En créant pour Johnny Hallyday la catégorie d’hommage populaire, Emmanuel Macron franchit un nouveau pas et montre la grande plasticité d’un rituel républicain qui ne cesse de se réinventer. L’ hommage national se rapproche alors de cet autre rituel que sont les obsèques nationales, qui n’ont jamais été l’apanage des militaires et qui peuvent presque être considérées comme des panthéonisations inabouties : Paul Valéry, Léon Blum, Joséphine Baker, l’abbé Pierre… L’évolution des rituels de manifestation de la reconnaissance de la nation concerne aussi leur fréquence.

En effet, la Ve République, depuis les années 1990 pour le Panthéon et depuis les années 2000 pour les hommages nationaux, multiplie cérémonies et commémorations plus qu’aucune autre avant elle. Ainsi Emmanuel Macron, sans parler des cérémonies commémoratives, a déjà présidé trois hommages nationaux (Fred Moore, ancien compagnon de la Libération, Simone Veil, Jean d’Ormesson). Pourquoi une telle inflation ?

La multiplication des cérémonies se situe à la confluence de deux mouvements.

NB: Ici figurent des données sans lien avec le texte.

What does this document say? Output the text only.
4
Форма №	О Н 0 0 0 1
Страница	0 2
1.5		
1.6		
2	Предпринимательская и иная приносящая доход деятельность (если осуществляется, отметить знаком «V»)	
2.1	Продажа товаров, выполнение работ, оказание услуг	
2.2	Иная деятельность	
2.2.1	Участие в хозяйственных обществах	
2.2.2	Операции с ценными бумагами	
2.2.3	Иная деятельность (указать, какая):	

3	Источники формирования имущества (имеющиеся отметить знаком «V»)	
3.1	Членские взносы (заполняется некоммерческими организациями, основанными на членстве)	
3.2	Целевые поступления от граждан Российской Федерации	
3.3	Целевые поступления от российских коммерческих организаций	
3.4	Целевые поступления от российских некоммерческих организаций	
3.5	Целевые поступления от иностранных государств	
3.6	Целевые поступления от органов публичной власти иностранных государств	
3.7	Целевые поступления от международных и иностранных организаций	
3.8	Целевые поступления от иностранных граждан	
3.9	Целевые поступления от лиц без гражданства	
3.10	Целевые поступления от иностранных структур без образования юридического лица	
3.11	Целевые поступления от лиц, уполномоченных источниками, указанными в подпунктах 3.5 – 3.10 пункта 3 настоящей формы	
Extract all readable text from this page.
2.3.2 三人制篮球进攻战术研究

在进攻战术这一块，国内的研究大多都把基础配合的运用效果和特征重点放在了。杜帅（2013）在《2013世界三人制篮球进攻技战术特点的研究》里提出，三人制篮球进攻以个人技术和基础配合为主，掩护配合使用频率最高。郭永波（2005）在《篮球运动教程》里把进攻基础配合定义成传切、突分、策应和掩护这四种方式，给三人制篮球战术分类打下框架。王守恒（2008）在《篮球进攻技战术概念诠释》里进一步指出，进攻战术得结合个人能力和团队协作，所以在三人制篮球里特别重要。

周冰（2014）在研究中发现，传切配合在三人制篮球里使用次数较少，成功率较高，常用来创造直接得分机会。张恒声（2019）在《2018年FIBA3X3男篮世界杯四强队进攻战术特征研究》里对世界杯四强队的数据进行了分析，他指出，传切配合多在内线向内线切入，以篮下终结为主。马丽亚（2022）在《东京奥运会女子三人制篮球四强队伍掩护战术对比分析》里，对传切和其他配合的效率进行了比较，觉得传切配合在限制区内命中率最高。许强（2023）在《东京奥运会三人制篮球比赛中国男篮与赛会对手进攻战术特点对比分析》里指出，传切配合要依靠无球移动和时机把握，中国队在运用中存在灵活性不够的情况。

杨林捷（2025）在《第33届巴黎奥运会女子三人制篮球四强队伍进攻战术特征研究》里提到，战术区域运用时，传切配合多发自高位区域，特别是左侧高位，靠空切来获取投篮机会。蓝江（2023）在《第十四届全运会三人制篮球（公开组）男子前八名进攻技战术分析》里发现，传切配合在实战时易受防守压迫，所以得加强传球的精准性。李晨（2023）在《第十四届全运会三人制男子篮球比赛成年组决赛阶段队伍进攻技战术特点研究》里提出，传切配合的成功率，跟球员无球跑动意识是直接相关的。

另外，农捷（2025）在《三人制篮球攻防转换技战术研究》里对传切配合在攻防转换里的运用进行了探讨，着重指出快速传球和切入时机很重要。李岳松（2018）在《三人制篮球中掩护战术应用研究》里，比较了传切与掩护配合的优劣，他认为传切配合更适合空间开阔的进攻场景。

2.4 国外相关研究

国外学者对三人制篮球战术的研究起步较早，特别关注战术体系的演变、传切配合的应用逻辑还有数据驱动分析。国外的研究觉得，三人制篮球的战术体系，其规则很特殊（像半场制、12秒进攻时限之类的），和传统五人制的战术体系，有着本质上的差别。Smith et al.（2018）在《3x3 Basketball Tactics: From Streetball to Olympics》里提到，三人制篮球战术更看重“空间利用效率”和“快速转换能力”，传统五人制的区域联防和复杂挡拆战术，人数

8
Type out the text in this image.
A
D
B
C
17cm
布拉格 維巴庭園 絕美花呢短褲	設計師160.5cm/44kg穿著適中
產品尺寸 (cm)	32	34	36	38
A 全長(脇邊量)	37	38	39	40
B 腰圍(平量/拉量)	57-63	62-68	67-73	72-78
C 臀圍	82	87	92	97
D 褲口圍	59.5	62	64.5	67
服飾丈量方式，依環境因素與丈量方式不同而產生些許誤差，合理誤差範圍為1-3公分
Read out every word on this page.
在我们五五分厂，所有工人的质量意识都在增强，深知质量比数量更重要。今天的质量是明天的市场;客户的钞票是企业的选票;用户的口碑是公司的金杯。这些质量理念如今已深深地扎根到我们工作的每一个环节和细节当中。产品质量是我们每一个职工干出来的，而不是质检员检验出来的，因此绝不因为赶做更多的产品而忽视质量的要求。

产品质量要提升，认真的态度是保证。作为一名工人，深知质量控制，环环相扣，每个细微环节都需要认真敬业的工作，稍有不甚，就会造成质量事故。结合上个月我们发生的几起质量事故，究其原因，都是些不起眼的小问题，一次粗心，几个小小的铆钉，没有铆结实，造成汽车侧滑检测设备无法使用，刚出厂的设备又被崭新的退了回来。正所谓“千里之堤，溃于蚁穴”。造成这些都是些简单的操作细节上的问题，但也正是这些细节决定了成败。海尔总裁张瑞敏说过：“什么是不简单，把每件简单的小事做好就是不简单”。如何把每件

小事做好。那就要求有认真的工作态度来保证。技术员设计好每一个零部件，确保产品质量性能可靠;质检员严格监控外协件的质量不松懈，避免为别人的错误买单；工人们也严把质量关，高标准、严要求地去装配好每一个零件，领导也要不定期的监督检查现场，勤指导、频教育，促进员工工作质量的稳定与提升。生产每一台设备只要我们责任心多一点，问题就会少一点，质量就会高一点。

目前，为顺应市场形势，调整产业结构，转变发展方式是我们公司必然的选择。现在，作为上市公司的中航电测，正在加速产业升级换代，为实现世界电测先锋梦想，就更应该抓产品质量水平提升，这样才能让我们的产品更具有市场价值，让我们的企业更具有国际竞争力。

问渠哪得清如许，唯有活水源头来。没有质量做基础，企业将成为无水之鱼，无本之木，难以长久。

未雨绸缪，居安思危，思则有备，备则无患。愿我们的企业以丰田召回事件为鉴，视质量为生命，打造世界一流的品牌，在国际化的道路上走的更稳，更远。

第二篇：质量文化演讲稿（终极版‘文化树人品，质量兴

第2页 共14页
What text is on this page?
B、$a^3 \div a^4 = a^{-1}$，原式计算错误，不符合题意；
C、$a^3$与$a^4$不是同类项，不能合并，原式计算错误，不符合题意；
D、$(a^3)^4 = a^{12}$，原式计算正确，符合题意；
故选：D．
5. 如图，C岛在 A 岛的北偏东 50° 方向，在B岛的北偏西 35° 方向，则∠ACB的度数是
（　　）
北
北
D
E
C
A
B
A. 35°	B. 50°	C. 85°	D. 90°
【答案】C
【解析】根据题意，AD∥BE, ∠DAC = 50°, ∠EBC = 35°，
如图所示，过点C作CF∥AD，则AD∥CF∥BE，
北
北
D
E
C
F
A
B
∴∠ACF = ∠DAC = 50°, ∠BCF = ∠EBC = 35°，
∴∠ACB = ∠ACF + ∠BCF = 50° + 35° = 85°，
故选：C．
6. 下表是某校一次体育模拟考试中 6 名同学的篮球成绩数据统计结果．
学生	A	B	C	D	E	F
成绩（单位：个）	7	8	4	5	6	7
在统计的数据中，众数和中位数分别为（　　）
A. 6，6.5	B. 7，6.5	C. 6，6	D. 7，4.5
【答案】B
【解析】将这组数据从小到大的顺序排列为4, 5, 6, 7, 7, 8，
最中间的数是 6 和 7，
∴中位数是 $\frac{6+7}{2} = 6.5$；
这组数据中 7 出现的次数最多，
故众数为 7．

L’un provient de l’Etat lui-même et prend sa source dans les années Mitterrand. Il s’agit alors de redéployer le rituel républicain tout en faisant progresser l’intégration européenne ; de produire une liturgie adaptée aux sensibilités contemporaines qui réaffirme symboliquement la République et incidemment la personne du chef de l’Etat. Ainsi la réaffirmation et l’essor du rituel républicain sont liés à la montée de la thématique identitaire qui se développe depuis les années 1980 en lien avec les défis de la globalisation/mondialisation, aux interrogations sur ce que nous sommes aujourd’hui, au devenir et au sens de la France. Cela est vrai aussi pour les cérémonies systématiques en l’honneur des militaires tombés dans des opérations extérieures.
Ces cérémonies de réaffirmation de la France, dont les registres sont très différents – de l’exemplarité à l’affectif –, contrebalancent les gestes de reconnaissance concernant les épisodes " sombres " du passé national qui se sont imposés aux autorités françaises depuis les années 1990 : création de la cérémonie commémorative de la Rafle du Vél’ d’Hiv, en 1993, reconnaissance de la responsabilité de la France dans les agissements de Vichy en 1995.
Les choix du président Macron participent de cette réorganisation symbolique et mémorielle qui conjugue reconnaissance – ainsi de l’existence d’un fascisme français avant 1940 lors de son discours au Vél’ d’Hiv du 17 juillet 2017 – et réaffirmation d’une identité française – " Jean d’Ormesson, c’est l’esprit français " –, qui peut se décliner dans un registre affectif – " On a tous en nous quelque chose de Johnny Hallyday ". N’a-t-on pas l’un pour dire l’autre ?

L’autre mouvement est l’importance prise par l’émotion, dont la gestion empathique devient un devoir régalien. Certes, il ne s’agit pas d’une nouveauté absolue. Avant Nicolas Sarkozy, qui assiste à la messe célébrée pour Henri Salvador, les chefs d’Etat ne sont guère présents lors de la cérémonie funéraire. En décidant de l’hommage à Johnny Hallyday et en y prenant la parole – une première pour un président de la République –, Emmanuel Macron montre qu’il a entendu l’émotion publique, qu’il lui permet de se manifester dans l’un des lieux les plus prestigieux de Paris et qu’il lui confère par sa présence la plus grande signification. Il témoigne, comme il l’a fait en répondant positivement aux demandes de porter Simone Veil au Panthéon, qu’il est un président à l’écoute des Français et en particulier de la France " populaire ", participant pleinement de leurs peines. [...]"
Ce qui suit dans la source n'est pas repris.